Ich hoffe, dass Ihre Rede nicht nur leeres Gerede am Pult gewesen ist, sondern dass tatsächlich mit den Einrichtungen gesprochen und nicht mit dem Rasenmäher gekürzt wird.

(Beifall bei der SPD und des Abg. Klaus Tischendorf, GRÜNE)

Frau Schütz, möchten Sie auf die Kurzintervention antworten? – Das ist nicht der Fall. Damit kommen wir zur zweiten Kurzintervention durch den Abg. Lichdi.

Vielen Dank, Herr Präsident. – Frau Schütz, Sie haben hier – ich möchte nicht sagen tränenreich, aber eindrucksvoll – fast eine Blut-, Schweiß- und Tränenrede gehalten, sich in die Brust geworfen und waren von Ihrem eigenen Mut sehr ergriffen.

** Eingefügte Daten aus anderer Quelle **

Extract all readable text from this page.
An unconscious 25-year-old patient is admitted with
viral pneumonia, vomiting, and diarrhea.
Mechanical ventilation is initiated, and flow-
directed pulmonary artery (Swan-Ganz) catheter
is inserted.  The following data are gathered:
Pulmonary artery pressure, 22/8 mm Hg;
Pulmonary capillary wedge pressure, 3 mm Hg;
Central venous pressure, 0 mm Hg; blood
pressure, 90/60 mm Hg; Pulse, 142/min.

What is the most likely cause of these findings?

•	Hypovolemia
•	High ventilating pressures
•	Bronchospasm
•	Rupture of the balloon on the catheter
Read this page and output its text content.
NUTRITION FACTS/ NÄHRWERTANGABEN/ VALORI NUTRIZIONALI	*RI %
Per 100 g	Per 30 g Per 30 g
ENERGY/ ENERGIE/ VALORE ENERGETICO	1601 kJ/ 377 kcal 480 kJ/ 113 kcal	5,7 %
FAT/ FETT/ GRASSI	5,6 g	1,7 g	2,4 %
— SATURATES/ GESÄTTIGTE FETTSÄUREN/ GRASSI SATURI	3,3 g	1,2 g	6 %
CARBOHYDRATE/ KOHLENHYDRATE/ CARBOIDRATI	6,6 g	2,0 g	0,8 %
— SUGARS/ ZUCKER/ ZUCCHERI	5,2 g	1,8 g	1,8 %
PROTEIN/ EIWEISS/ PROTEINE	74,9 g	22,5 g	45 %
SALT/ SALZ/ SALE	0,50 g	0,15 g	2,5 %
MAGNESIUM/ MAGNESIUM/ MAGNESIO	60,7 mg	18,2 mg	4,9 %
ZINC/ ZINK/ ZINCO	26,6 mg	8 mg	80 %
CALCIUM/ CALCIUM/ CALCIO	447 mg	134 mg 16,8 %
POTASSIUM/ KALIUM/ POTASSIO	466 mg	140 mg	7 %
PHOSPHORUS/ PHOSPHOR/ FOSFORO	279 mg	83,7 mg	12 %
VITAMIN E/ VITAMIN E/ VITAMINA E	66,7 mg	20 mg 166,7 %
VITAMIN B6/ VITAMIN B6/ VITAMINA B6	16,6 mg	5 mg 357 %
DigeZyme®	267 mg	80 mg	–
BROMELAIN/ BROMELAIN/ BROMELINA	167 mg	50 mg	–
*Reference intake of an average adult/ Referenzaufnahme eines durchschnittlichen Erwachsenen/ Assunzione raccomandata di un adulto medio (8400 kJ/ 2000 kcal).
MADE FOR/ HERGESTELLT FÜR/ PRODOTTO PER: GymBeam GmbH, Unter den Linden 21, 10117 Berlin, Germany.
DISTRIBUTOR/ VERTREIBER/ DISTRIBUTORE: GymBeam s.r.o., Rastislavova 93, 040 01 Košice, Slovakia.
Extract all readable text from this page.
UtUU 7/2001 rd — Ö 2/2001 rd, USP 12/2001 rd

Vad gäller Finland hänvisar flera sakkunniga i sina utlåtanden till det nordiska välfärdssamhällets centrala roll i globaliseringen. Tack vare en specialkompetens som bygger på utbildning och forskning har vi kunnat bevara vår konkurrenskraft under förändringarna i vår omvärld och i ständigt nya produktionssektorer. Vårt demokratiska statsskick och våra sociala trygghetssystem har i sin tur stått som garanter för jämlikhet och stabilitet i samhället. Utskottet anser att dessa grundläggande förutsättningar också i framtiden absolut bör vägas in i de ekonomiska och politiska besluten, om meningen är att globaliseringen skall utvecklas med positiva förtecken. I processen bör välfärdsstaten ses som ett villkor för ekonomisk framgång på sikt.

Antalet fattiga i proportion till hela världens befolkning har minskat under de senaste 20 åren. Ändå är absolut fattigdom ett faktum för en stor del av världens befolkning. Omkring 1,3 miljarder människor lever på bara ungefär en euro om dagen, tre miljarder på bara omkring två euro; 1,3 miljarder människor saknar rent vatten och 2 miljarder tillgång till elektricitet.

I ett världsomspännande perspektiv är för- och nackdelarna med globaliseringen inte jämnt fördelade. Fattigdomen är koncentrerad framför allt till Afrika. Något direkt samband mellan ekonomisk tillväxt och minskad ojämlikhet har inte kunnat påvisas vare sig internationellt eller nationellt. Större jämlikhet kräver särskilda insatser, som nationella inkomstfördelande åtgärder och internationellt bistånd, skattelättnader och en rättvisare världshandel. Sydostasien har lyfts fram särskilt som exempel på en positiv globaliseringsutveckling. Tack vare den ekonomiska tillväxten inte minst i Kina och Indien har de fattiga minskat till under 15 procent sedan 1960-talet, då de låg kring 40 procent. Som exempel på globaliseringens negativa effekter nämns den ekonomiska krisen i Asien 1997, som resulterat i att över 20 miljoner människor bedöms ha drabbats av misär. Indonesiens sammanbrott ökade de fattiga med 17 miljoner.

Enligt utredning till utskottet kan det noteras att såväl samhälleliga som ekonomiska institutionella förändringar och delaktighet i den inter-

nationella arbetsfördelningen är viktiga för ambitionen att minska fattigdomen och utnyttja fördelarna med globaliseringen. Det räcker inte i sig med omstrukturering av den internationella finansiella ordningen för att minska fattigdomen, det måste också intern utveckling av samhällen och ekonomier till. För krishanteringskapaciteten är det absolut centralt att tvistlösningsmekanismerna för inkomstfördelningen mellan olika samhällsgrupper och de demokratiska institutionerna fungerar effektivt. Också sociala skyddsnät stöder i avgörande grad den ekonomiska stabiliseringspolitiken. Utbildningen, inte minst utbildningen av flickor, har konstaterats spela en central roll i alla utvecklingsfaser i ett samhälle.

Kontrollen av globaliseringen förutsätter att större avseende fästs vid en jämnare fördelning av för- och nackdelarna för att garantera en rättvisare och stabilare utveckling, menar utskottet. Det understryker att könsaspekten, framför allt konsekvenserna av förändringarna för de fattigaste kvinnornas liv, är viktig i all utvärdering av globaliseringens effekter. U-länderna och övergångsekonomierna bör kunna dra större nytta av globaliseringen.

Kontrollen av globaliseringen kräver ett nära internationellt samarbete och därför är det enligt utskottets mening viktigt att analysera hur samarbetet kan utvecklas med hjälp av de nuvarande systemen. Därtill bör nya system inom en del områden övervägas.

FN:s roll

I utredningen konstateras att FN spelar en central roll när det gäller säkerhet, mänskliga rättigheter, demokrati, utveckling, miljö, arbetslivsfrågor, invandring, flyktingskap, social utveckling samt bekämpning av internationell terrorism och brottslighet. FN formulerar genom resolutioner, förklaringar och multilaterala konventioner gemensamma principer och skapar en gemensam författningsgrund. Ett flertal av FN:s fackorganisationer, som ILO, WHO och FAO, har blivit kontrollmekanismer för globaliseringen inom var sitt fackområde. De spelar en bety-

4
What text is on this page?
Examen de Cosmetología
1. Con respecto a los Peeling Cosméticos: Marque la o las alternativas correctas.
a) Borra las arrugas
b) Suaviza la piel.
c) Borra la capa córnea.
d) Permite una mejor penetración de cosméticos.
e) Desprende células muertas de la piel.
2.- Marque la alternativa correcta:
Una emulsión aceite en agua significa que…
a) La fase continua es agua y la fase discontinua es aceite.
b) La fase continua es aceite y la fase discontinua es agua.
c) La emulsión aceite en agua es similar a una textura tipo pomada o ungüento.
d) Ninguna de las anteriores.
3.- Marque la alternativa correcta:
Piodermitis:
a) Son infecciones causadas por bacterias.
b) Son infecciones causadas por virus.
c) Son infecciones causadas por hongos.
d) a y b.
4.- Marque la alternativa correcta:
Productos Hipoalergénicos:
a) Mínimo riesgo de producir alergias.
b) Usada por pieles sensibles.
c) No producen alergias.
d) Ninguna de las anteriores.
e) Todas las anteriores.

(Heiterkeit bei der Linksfraktion)

Das möchte ich Ihnen gern zugestehen. Sie haben gesagt: Wir müssen schauen, wie wir die Strukturen mit den 10 Euro verbessern; wir brauchen Reformen. Das haben Sie gesagt. Aber wenn wir uns jetzt auf Ihren Gedanken einlassen, dann erwarte ich von Ihnen, dass Sie skizzieren, wie Sie mit diesen 10 Euro Strukturen tatsächlich verbessern wollen. Darüber haben Sie keinen Ton verloren. Auch Kollege Schreiber hat darüber keinen Ton verloren. Ich hoffe, dass die Redner der Koalition auf diesen entscheidenden Punkt vielleicht noch eingehen, anstatt sich hier allein an ihrem eigenen Mut zu besaufen.

Vielen Dank.

(Beifall bei den GRÜNEN, der Linksfraktion und der SPD)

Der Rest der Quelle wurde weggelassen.